Mit den neuen Geräten die unter den Begriff Smarthome und Internet of Things fallen lassen sich viele Dinge automatisch und von unterwegs steuern, zum Beispiel die Beleuchtung, die Rollläden und sogar die Heizung. Selbst die Türklingel schickt einen Live-Videofeed aufs Handy, wenn jemand vor der Tür steht. Und im Haus selbst dreht sich die Überwachungskamera ständig um sich selbst und schaut, ob es verdächtige Bewegungen gibt. Und alle Geräte sind mit dem Internet verbunden. Nur: Wie sicher ist das Smarthome vor den Zugriffen Fremder?

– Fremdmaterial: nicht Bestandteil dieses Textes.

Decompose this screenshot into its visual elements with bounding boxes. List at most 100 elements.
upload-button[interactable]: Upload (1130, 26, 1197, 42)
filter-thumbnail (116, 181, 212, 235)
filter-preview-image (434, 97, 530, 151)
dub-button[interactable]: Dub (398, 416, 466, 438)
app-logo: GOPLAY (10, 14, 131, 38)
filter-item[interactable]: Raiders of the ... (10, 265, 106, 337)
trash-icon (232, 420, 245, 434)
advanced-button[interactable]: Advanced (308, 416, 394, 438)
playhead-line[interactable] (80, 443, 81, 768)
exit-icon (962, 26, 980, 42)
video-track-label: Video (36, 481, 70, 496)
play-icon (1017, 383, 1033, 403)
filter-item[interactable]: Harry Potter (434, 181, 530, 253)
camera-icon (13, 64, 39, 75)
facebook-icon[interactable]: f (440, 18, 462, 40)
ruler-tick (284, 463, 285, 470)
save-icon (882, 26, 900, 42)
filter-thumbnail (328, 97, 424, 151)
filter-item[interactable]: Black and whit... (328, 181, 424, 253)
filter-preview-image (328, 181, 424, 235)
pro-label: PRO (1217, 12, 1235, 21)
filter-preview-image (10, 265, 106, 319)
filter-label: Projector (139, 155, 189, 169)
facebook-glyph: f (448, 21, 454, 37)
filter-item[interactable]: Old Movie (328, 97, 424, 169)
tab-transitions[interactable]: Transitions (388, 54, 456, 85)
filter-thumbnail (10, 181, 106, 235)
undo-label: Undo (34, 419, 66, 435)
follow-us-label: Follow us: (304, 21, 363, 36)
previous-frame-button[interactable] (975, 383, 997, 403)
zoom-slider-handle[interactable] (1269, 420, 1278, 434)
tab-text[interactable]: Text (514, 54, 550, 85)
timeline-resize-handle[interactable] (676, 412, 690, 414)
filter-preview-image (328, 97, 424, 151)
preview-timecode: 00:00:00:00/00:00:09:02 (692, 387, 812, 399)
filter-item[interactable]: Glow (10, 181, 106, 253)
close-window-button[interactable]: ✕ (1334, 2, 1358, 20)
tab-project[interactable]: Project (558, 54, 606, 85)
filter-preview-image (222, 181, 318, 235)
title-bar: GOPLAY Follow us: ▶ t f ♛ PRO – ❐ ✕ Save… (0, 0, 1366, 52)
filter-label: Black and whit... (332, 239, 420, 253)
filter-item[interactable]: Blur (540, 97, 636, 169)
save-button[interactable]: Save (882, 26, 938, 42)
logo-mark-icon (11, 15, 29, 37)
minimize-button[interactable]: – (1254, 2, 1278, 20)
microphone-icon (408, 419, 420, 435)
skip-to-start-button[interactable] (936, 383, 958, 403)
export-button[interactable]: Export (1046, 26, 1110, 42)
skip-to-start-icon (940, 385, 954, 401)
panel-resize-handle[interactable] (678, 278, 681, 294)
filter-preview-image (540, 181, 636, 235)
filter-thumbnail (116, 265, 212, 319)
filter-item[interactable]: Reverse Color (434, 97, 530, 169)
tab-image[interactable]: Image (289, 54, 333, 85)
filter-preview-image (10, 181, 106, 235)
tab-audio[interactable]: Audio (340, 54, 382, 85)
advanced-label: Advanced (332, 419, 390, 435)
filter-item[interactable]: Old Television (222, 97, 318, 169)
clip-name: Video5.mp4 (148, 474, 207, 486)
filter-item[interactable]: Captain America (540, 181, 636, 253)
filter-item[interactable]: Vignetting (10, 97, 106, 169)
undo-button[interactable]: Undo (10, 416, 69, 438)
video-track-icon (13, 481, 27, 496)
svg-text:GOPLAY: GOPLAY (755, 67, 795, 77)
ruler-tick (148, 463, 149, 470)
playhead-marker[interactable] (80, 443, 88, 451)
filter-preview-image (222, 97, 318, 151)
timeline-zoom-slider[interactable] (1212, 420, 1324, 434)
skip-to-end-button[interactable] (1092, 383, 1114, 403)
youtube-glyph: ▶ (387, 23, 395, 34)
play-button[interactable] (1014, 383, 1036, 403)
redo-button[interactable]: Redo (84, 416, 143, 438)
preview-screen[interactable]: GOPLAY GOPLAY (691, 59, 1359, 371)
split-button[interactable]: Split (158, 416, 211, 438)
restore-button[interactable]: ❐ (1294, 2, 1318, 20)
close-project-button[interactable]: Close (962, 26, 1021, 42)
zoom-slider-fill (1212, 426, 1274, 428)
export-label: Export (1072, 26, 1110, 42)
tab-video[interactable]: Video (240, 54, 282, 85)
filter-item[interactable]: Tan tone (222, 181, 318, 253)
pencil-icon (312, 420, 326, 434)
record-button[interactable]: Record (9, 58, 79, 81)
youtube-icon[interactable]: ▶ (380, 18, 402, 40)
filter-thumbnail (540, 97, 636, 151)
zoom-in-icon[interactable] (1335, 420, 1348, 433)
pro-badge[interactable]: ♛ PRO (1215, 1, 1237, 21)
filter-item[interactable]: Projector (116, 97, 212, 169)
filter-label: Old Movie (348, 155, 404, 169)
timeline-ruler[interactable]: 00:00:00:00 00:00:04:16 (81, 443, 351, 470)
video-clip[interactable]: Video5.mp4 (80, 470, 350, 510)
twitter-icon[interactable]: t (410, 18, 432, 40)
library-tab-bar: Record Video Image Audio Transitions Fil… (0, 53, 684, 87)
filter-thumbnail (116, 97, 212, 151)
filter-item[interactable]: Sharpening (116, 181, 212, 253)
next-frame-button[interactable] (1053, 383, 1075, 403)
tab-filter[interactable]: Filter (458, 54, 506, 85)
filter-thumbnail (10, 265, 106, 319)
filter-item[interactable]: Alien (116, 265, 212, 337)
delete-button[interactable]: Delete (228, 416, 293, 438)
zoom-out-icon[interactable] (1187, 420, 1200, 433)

Wie ein Angriff aussehen kann
Fremde können versuchen, sich Zugang zur Kamera zu verschaffen. Viele Kameras haben einen einheitlichen Account für Administratoren und ein einfach zu erratendes Passwort. So kann ein Einbrecher sehen, ob jemand zu Hause ist und die Kamera ausschalten. Gleiches gilt für die Türklingel: sobald man Zugang zum Router hat, kann man auch diese ansteuern und außer Gefecht setzen. Schlimmer kommt es wenn Ihnen jemand Schaden zufügen will: Dann kann ein Datendieb über ihre Geräte sich Zugriff aufs Netzwerk verschaffen und zum Beispiel einen Trojaner oder Malware installieren, die heimlich ihre Tastaturbelegungen aufzeichnet oder gleich die Passwörter ausliest. Damit hat man dann Zugriff zum Beispiel auf Bankkonten, auf PayPal oder auf ihren Amazon-Zugang.

Mehrere Verteidigungslinien
Man muss wissen, dass es keine wirkliche 100prozentige Sicherheit gibt. Selbst die allmächtige NSA hatte einen Edward Snowden, der Geheimnisse verraten konnte. Sicherheit fängt immer beim Menschen an: Sie sollten Sicherheit ernst nehmen und auch umsetzen. Das bedeutet:

  • Alle Standardpasswörter ändern: Vom Router bis zur Kaffeemaschine – ändern sie alle Passwörter, aber verwenden sie nicht immer das Gleiche. Legen Sie sich einen Passwortmanager zu.
  • Je weniger Geräte mit dem Internet verbunden sind umso geringer ist die Angriffsfläche. Benutzen Sie Geräte die per Kabel mit dem Router verbunden sind, sie können schwieriger abgehört werden.
  • Spielen Sie alle Updates auf. Mindestens einmal im Monat sollten Sie bei allen Geräten überprüfen, ob es ein Update gibt und dieses auch installieren. Das mag Zeit kosten, aber Geräte mit alten Lücken sind ein beliebter Angriffspunkt.
  • Ans Undenkbare denken: Der Strom kann ausfallen oder unterbrochen werden. Wie sieht es dann mit der Sicherheit aus? Ein Smartlock ersetzt noch nicht wirklich ein echtes gutes Türschloss. Und wenn die Waschmaschine ausläuft, hilft auch eine Internet-Kaffeemaschine nichts.
  • Datenschutz bedenken: Viele Firmen speichern Daten aus den Geräten auf ihren Servern. Sie haben dann meist wenig Kontrolle darüber, was mit diesen Daten geschieht. Auch hier ist es besser, so wenig Daten wie möglich zu produzieren.